Agent commercial : le droit français peut bénéficier à un agent établi en dehors de l’UE

Dès lors que le contrat a été soumis à la loi française, un agent commercial canadien peut revendiquer l’application du statut français tel qu’interprété par la Cour de justice de l’Union européenne (CJUE) en cas de rupture du contrat par son mandant français.

Dans un arrêt de la chambre commerciale, en date du 11 janvier 2022 (n°21-18.683, Sté CLS Rémy Cointreau c/ Sté Select Wine Merchants Ltd), la Cour de Cassation fait application de la jurisprudence de la CJUE dans le cadre d’un contrat international. Les faits étaient les suivants. En 2013, une société française conclut avec une société canadienne un contrat d’agence commerciale pour la commercialisation de ses produits au Canada. Deux ans plus tard, la société française rompt le contrat. La société canadienne invoque le droit français, qui régit le contrat, pour réclamer l’indemnité réparatrice prévue par le Code de commerce en cas de rupture du contrat d’agence commerciale par le mandant, soit près de 3 millions d’euros.

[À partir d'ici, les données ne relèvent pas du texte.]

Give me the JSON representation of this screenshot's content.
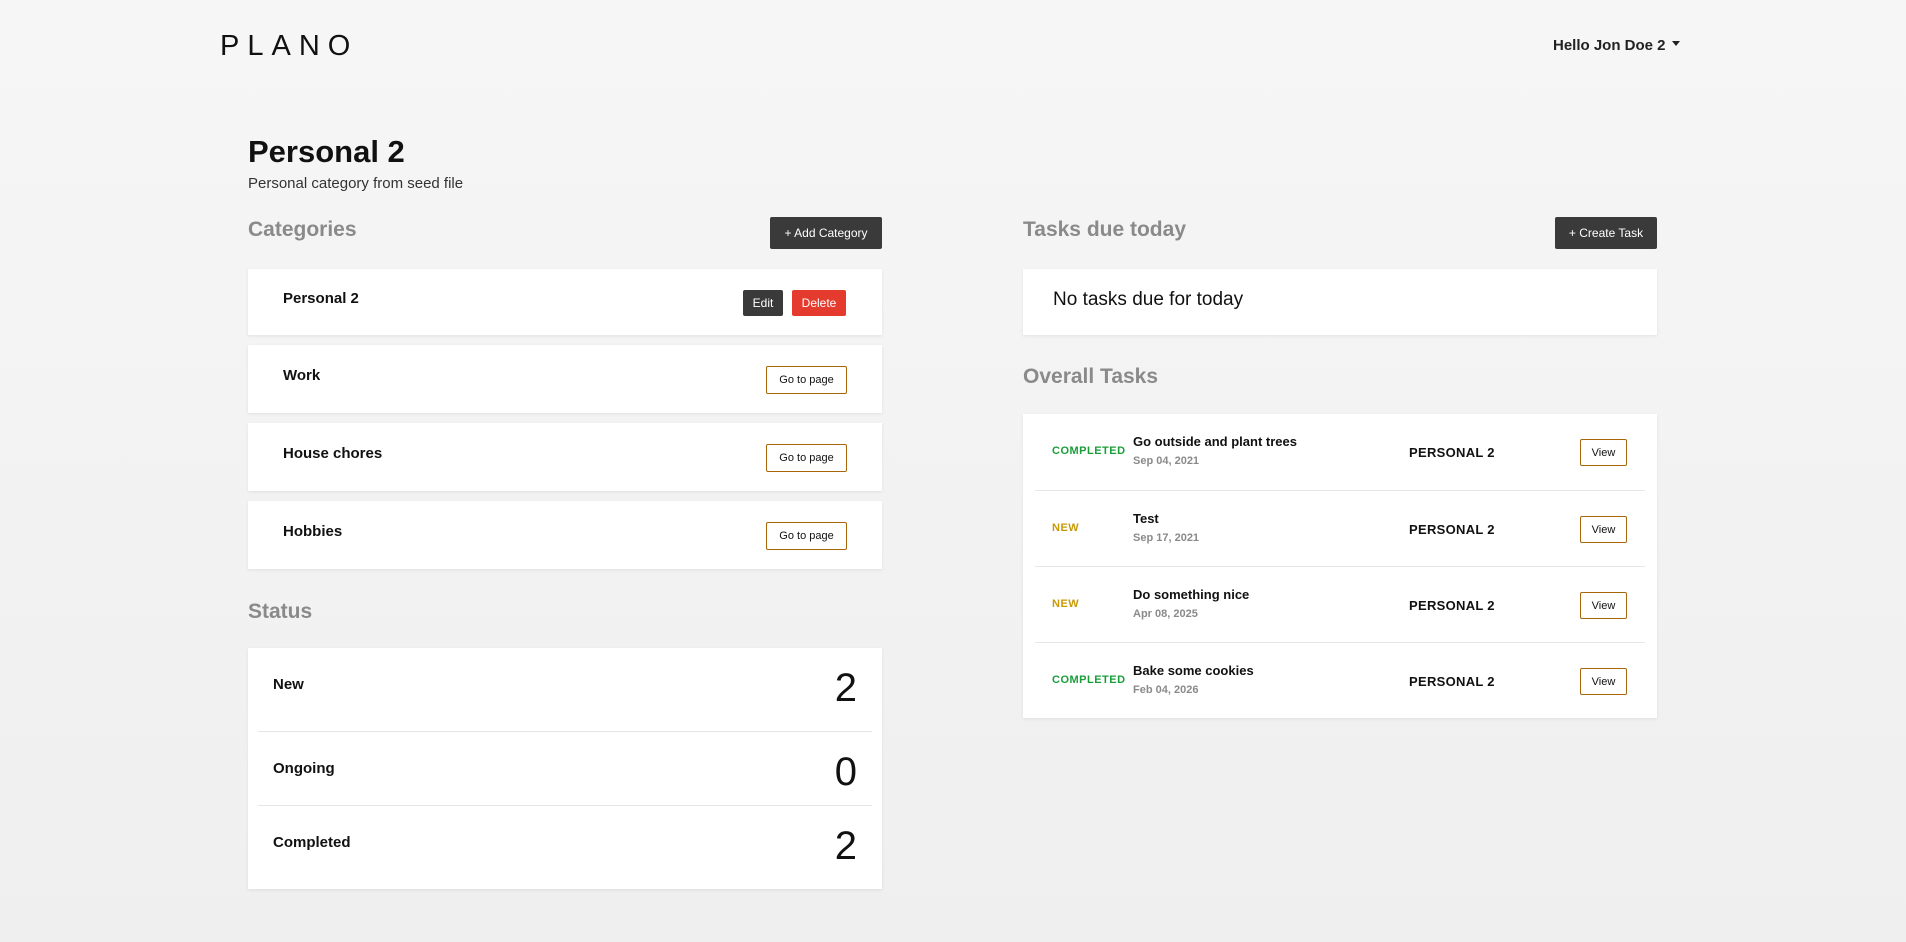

Pour refuser de payer une indemnité de rupture à son ancien partenaire canadien, la société française conteste la qualification d’agent commercial de ce dernier. Elle fait valoir que l’activité d’un représentant exercée sur un territoire situé en dehors de l’Union européenne ne peut faire l’objet d’une application de la jurisprudence de la CJUE. La Cour de cassation rejette l’argument : les parties avaient entendu soumettre le contrat à la loi française; pour le qualifier, il fallait donc appliquer le code de commerce français interprété par la CJUE, quand bien même l’agent commercial était établi et exerçait son activité en dehors du territoire de l’Union européenne.

La société française faisait en outre valoir que la loi française, choisie pour régir le contrat, s’entendait nécessairement de la loi telle qu’elle était appliquée et interprétée à la date de conclusion du contrat. Ainsi, la jurisprudence rendue en 2020 par la CJUE était inapplicable à un contrat conclu en 2013. La Cour de cassation écarte ce raisonnement en argumentant notamment que la sécurité juridique ne consacre pas un droit acquis à une jurisprudence figée.

En conséquence, lorsque les parties choisissent la loi française comme loi applicable à leur contrat, elles ne peuvent pas se prévaloir, en cas de litige postérieur, de la loi telle qu’interprétée à la date de conclusion du contrat.